La constitution d'une équipe spécialisée dans la prise en charge de l'endocardite (au Centre cardiaque de l'OLV: le patient est hospitalisé en CCU dès la première suspicion d'EI (par échographie ou microbiologie), l'équipe pluridisciplinaire discute au Jour 0 de la stratégie diagnostique et thérapeutique et le patient est ensuite évalué par l'équipe cardiaque au moins une fois par semaine) a conduit à une réduction significative de la durée d'hospitalisation de 8 jours. L'approche de l'équipe spécialisée dans la prise en charge de l'endocardite était indépendamment associée à une durée d'hospitalisation plus courte, probablement en raison d'une prise de décision plus rapide au sein de l'équipe. En outre, nous avons observé une tendance à une meilleure survie (la mortalité à 1 an a diminué de 41,2 % à 34,8 %) malgré un indice de fragilité plus élevé. Après un propensity score matching, la mortalité à 1 an a diminué (de façon non significative) de 41,2 % à 26,5 % avec la constitution d'une équipe spécialisée dans la prise en charge de l'endocardite (p = 0,0699).

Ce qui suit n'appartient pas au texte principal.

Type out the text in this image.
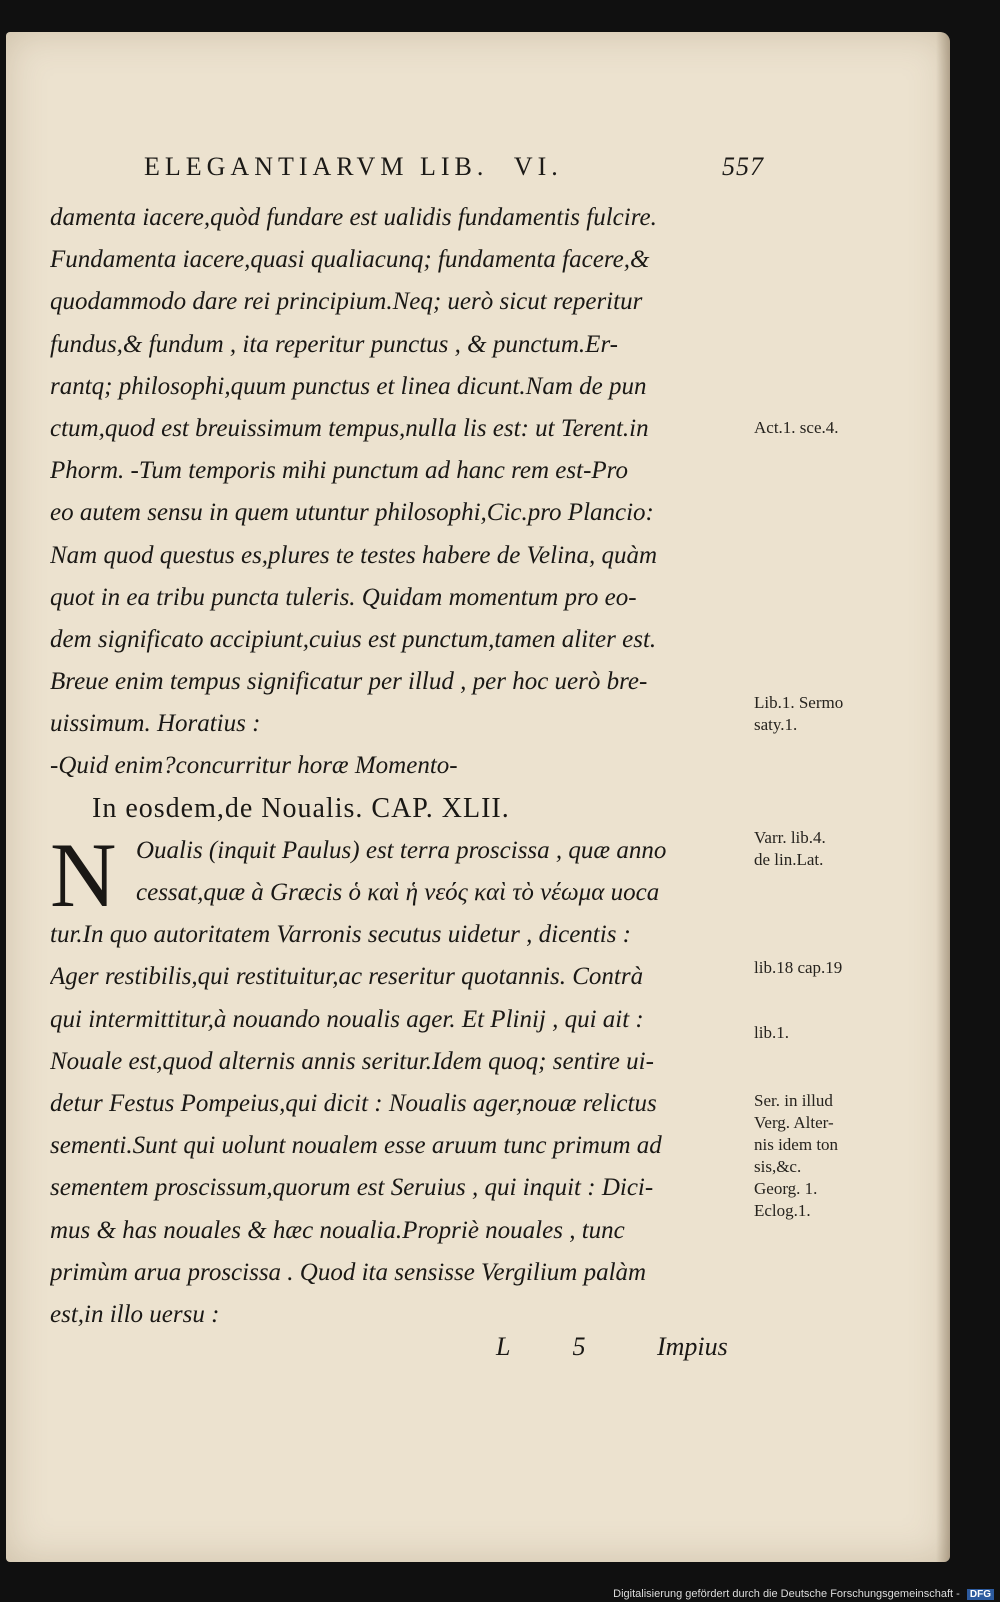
ELEGANTIARVM LIB. VI.	557
damenta iacere,quòd fundare est ualidis fundamentis fulcire.
Fundamenta iacere,quasi qualiacunq; fundamenta facere,&
quodammodo dare rei principium.Neq; uerò sicut reperitur
fundus,& fundum , ita reperitur punctus , & punctum.Er-
rantq; philosophi,quum punctus et linea dicunt.Nam de pun
ctum,quod est breuissimum tempus,nulla lis est: ut Terent.in
Phorm. -Tum temporis mihi punctum ad hanc rem est-Pro
eo autem sensu in quem utuntur philosophi,Cic.pro Plancio:
Nam quod questus es,plures te testes habere de Velina, quàm
quot in ea tribu puncta tuleris. Quidam momentum pro eo-
dem significato accipiunt,cuius est punctum,tamen aliter est.
Breue enim tempus significatur per illud , per hoc uerò bre-
uissimum. Horatius :
-Quid enim?concurritur horæ Momento-
In eosdem,de Noualis. CAP. XLII.
Oualis (inquit Paulus) est terra proscissa , quæ anno
cessat,quæ à Græcis ὁ καὶ ἡ νεός καὶ τὸ νέωμα uoca
tur.In quo autoritatem Varronis secutus uidetur , dicentis :
Ager restibilis,qui restituitur,ac reseritur quotannis. Contrà
qui intermittitur,à nouando noualis ager. Et Plinij , qui ait :
Nouale est,quod alternis annis seritur.Idem quoq; sentire ui-
detur Festus Pompeius,qui dicit : Noualis ager,nouæ relictus
sementi.Sunt qui uolunt noualem esse aruum tunc primum ad
sementem proscissum,quorum est Seruius , qui inquit : Dici-
mus & has nouales & hæc noualia.Propriè nouales , tunc
primùm arua proscissa . Quod ita sensisse Vergilium palàm
est,in illo uersu :
N
L 5	Impius
Act.1. sce.4.
Lib.1. Sermo
saty.1.
Varr. lib.4.
de lin.Lat.
lib.18 cap.19
lib.1.
Ser. in illud
Verg. Alter-
nis idem ton
sis,&c.
Georg. 1.
Eclog.1.
Digitalisierung gefördert durch die Deutsche Forschungsgemeinschaft - DFG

En cardiologie, peu de pathologies entraînent un nombre de décès aussi élevé que l'EI. La prise en charge de ces patients mérite donc toute notre attention. La connaissance des caractéristiques de la population de patients souffrant d'EI traités dans son propre hôpital et son réseau et une prise en charge pluridisciplinaire intégrée, rapide et efficace de ces patients au sein d'une équipe spécialisée dans la prise en charge de l'endocardite peuvent contribuer à améliorer la survie de ces patients.
Références
- Habib, G., Erba, P.A., Iung, B., Donal, E., Cosyns, B., Laroche, C. et al. Clinical presentation, aetiology and outcome of infective endocarditis. Results of the ESCEORP EURO-ENDO (European infective endocarditis) registry: A prospective cohort study. Eur Heart J, 2019, 40 (39), 3222-3233.
- Habib, G., Lancellotti, P., Antunes, M.J., Bongiorni, M.G., Casalta J.P., Del Zotti, F. et al. ESC Guidelines for the management of infective endocarditis. Eur Heart J, 2015, 36 (44), 3075-3123.

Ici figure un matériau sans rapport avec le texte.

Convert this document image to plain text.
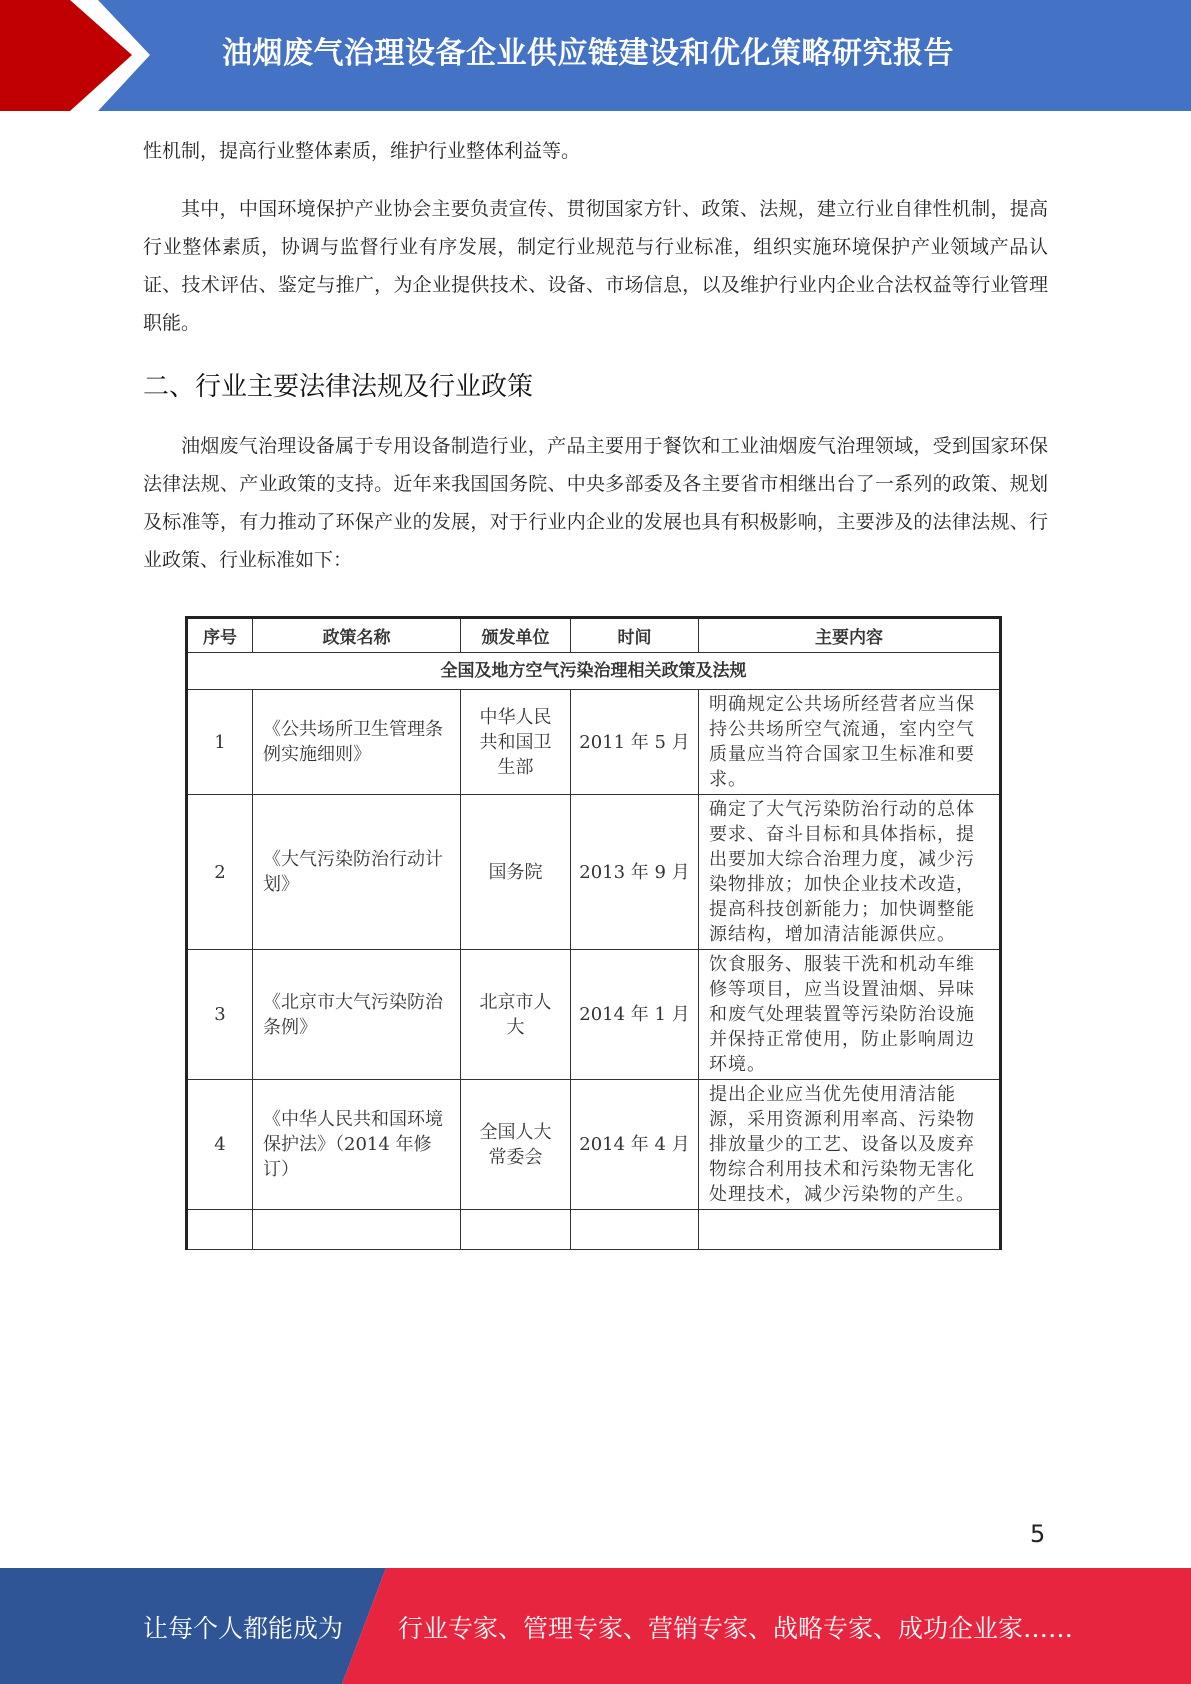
油烟废气治理设备企业供应链建设和优化策略研究报告

性机制，提高行业整体素质，维护行业整体利益等。

其中，中国环境保护产业协会主要负责宣传、贯彻国家方针、政策、法规，建立行业自律性机制，提高行业整体素质，协调与监督行业有序发展，制定行业规范与行业标准，组织实施环境保护产业领域产品认证、技术评估、鉴定与推广，为企业提供技术、设备、市场信息，以及维护行业内企业合法权益等行业管理职能。

二、行业主要法律法规及行业政策

油烟废气治理设备属于专用设备制造行业，产品主要用于餐饮和工业油烟废气治理领域，受到国家环保法律法规、产业政策的支持。近年来我国国务院、中央多部委及各主要省市相继出台了一系列的政策、规划及标准等，有力推动了环保产业的发展，对于行业内企业的发展也具有积极影响，主要涉及的法律法规、行业政策、行业标准如下：

序号	政策名称	颁发单位	时间	主要内容
全国及地方空气污染治理相关政策及法规				
1	《公共场所卫生管理条例实施细则》	中华人民共和国卫生部	2011 年 5 月	明确规定公共场所经营者应当保持公共场所空气流通，室内空气质量应当符合国家卫生标准和要求。
2	《大气污染防治行动计划》	国务院	2013 年 9 月	确定了大气污染防治行动的总体要求、奋斗目标和具体指标，提出要加大综合治理力度，减少污染物排放；加快企业技术改造，提高科技创新能力；加快调整能源结构，增加清洁能源供应。
3	《北京市大气污染防治条例》	北京市人大	2014 年 1 月	饮食服务、服装干洗和机动车维修等项目，应当设置油烟、异味和废气处理装置等污染防治设施并保持正常使用，防止影响周边环境。
4	《中华人民共和国环境保护法》（2014 年修订）	全国人大常委会	2014 年 4 月	提出企业应当优先使用清洁能源，采用资源利用率高、污染物排放量少的工艺、设备以及废弃物综合利用技术和污染物无害化处理技术，减少污染物的产生。

5
让每个人都能成为 行业专家、管理专家、营销专家、战略专家、成功企业家……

- Mostaghim A.S., Lo, H.Y.A., Khardori, N. A retrospective epidemiologic study to define risk factors, microbiology, and clinical outcomes of infective endocarditis in a large tertiary-cary teaching hospital. SAGE Open Med, 2017, 5, 1-9.
- Murdoch, D.R., Corey, R., Hoen, B., Miro, J.M., Fowler, V.G., Bayer, A.S. et al. Clinical presentation, etiology and outcome of infective endocarditis in the 21st century: The International Collaboration on Endocarditis- Prospective Cohort Study. Arch Intern Med, 2009, 169 (5), 463-473.